Escritor y guionista

La nieve

Como cada mes de enero, la nieve ha llegado puntual a su cita desmintiendo los pronósticos apocalípticos de algunos que ya vaticinaban que no volvería a nevar y refrendando, a cambio, ese adagio popular que dice que el invierno nunca lo comió el lobo. Que nieve más o menos y que lo haga a gusto de los que la necesitan para sus negocios ya es otro cantar. Entre los que sostienen que ya no nieva como antes y los que consideran que, nieve mucho o poco, siempre nos parecerá poco porque estamos mediatizados por la publicidad del cambio climático nunca se pondrán de acuerdo.

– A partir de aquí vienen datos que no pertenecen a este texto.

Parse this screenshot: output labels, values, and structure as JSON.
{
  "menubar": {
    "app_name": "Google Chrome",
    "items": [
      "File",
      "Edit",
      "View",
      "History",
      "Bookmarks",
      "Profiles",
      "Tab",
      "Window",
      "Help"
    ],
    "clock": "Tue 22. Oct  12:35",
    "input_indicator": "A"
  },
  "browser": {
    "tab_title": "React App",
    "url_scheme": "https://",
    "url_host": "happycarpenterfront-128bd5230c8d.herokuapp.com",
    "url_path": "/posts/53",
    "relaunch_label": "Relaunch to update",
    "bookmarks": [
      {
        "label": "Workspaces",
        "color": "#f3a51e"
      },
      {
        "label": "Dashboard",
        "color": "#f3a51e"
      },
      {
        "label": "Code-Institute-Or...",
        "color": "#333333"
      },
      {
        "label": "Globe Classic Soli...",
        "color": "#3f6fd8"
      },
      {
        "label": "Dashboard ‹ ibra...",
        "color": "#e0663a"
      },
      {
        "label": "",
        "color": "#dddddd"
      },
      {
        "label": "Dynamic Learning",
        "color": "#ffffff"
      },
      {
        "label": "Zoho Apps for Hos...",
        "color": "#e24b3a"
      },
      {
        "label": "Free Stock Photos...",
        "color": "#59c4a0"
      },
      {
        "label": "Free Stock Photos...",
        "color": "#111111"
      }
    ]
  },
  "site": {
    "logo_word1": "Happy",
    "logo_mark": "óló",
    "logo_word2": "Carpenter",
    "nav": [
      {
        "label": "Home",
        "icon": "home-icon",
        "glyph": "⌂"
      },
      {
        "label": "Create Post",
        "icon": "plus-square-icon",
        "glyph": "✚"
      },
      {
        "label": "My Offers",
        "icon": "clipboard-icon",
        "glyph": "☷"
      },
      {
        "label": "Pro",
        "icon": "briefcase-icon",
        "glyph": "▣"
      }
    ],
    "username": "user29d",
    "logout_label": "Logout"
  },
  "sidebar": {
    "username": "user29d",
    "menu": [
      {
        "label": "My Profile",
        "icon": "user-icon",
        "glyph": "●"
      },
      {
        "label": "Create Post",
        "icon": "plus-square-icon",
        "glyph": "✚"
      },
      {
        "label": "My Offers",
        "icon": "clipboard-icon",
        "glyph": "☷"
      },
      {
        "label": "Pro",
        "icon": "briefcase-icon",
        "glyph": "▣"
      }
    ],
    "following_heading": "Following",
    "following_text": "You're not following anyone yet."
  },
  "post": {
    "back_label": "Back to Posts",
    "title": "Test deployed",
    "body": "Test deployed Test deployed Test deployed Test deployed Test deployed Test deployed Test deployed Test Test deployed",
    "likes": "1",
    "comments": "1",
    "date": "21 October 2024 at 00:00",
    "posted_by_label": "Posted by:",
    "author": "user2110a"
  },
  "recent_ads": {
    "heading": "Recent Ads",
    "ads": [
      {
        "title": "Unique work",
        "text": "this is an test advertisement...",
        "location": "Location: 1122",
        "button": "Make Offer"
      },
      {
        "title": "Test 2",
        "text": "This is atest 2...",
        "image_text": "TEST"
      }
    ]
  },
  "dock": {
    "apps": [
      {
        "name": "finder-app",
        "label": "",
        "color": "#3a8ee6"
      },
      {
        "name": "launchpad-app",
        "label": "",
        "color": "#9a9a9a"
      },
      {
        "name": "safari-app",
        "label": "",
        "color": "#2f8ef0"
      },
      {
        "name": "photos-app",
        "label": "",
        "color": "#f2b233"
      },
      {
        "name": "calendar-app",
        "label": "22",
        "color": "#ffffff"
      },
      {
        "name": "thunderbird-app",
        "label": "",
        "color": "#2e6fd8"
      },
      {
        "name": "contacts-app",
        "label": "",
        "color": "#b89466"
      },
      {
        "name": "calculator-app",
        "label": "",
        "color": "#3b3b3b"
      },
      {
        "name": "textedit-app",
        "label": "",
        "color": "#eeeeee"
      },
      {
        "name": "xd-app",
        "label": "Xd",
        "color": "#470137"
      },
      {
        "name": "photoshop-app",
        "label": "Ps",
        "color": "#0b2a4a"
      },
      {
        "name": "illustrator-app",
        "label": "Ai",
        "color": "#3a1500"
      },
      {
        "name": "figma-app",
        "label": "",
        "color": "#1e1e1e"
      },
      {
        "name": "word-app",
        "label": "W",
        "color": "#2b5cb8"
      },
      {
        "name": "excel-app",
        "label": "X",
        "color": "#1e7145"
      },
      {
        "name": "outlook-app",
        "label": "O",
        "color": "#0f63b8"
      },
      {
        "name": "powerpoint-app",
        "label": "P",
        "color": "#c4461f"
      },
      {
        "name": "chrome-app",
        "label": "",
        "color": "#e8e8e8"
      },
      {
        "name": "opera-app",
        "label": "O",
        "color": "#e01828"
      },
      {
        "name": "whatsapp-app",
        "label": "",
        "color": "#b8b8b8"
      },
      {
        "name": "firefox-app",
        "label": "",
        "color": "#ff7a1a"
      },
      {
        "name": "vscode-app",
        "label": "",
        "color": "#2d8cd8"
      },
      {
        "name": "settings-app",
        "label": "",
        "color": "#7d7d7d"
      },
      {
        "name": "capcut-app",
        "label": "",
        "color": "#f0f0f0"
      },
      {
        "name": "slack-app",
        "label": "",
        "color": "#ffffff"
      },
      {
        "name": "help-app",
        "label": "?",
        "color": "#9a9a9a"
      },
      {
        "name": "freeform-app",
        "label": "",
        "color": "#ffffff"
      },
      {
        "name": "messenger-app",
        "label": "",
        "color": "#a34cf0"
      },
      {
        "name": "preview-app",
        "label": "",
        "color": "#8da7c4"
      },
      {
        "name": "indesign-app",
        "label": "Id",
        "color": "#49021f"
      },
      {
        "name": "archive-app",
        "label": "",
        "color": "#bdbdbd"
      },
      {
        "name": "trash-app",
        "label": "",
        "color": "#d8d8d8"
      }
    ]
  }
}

Y, sin embargo, en lo que la nieve sigue poniendo de acuerdo a toda la gente es en la bobaliconería con la que la recibimos, ya sean unos pocos copos aislados, ya sea una nevada consistente y de verdad, como si la nieve fuera confeti o un efecto virtual de la naturaleza para adornar el cuento de nuestras vidas, sumidas estos días en la oscuridad y el frío que continúan a las fiestas de Navidad. El entusiasmo con el que los reporteros enviados a las sierras por las televisiones nos narran la caída de la nieve y el arrobo con el que la contemplan muchos a través de las pantallas mientras comen en sus casas supera incluso al de los niños que la miran caer desde las ventanas o hacen bolas y muñecos en los patios escolares. Como para los personajes del Amarcord de Fellini, la nieve es para muchos un motivo de felicidad y euforia que remite a los días de su infancia y que poco tiene que ver con la realidad.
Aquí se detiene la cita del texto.